On Wed, May 15, 2013 at 12:05:01PM +0530, Charles wrote:> Given a directory tree like ...
>
> /foo
> |
> +-- A
> |
> +-- B
> |
> +-- C
>
> ... what is the best way to index A and C into a single Xapian database?
I guess you mean "A and B" (or "C" not "B"
below)...
> AFAIK the alternatives are:
>
> omindex --db /my_db --no-delete /foo /foo/A
> omindex --db /my_db --no-delete /foo /foo/B
I think it is better to use --url (though I find the subsite stuff
confusing, so I may be misunderstanding the plan behind it):
omindex --db /my_db --no-delete --url /foo/A /foo/A
omindex --db /my_db --no-delete --url /foo/B /foo/B
> or
>
> omindex --db /my_A_db /foo /foo/A
> omindex --db /my_B_db /foo /foo/B
> xapian-compact /my_A_db /my_B_db /my_db
Another approach is to "fake up" the tree you want to index with
symlinks and then index that - e.g.:
mkdir foo-to-index
ln -s /foo/A /foo/B foo-to-index
omindex --db /my_db --follow --url /foo foo-to-index
If you have symlinks in the tree you don't want to follow, then bind
mounts are another option (at least on Linux if you have root access).
You can also just search the databases together.
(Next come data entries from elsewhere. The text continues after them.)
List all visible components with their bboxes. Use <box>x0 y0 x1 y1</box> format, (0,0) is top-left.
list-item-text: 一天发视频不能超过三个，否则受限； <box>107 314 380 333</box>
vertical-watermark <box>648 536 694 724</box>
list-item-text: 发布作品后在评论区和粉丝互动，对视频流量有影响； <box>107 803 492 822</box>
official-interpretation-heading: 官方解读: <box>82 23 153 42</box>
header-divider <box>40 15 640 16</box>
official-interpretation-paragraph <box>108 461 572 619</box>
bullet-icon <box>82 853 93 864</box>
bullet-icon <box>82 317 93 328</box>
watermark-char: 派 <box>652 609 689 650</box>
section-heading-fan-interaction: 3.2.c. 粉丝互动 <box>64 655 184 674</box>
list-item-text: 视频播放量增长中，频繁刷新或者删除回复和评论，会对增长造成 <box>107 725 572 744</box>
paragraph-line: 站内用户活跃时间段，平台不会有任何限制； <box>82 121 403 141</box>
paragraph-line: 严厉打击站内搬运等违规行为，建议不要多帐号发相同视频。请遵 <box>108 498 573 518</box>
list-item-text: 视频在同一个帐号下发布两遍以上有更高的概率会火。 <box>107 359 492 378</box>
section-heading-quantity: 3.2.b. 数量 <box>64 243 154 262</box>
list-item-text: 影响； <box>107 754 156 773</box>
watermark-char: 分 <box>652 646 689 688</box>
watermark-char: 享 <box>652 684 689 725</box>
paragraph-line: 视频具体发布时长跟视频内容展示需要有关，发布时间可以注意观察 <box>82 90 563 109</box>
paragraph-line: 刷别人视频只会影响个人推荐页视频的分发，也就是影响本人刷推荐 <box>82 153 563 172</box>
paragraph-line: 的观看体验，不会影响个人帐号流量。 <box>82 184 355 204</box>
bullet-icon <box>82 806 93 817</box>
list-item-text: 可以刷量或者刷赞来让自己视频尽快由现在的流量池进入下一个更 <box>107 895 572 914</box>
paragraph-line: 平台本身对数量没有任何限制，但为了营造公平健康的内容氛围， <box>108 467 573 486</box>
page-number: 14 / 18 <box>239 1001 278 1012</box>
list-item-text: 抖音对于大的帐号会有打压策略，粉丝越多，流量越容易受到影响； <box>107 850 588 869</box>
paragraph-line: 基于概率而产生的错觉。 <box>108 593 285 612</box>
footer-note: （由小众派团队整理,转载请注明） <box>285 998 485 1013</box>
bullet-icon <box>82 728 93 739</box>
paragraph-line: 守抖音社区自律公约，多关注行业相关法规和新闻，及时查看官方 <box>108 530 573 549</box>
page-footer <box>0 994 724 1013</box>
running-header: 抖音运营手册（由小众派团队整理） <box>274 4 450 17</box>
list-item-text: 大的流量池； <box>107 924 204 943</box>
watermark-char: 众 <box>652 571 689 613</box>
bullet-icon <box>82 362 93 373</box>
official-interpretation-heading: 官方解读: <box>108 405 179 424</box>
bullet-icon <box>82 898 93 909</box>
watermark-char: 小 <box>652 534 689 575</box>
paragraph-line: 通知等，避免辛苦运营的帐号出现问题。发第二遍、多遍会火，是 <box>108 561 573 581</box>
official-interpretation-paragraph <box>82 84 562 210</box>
If you pass multiple
DB parameters to omega, it'll search them together. You can also pass
DB parameters with a '/' in, which are split at the '/' into
multiple
DB names to search.
> The first alternative does not delete files deleted from the file system
> from the database. Is there any way around this except by emptying the
> database and starting over?
Not as things are. I think the "subsite" feature really needs
overhauling - this '--no-delete' restriction means it's pretty much
useless if you ever delete documents.
If you use the --url variant above, then each document is indexed by
either term P/foo/A or term P/foo/B, so these terms can be used to limit
the deletion of documents we didn't see in this run to exactly those
which we should consider deleting. Annoyingly that doesn't quite work
in general though - if the --url setting contains a hostname, it's split
off so if you index http://blog.example.org/ and
http://shop.example.org/ then they'd both have P/ (and also
Hblog.example.org or Hshop.example.org). We could run a query to find
the documents to delete, but that's significantly more costly that just
iterating all documents or a single term.
Are people using the current subsites or other multiple run tricks with
--no-delete?
If so, are you using the P terms as they currently are? Is there
anything we should try to make sure still works (or at least is still
possible to achieve in a different way)?
If not, what prevents you from using them?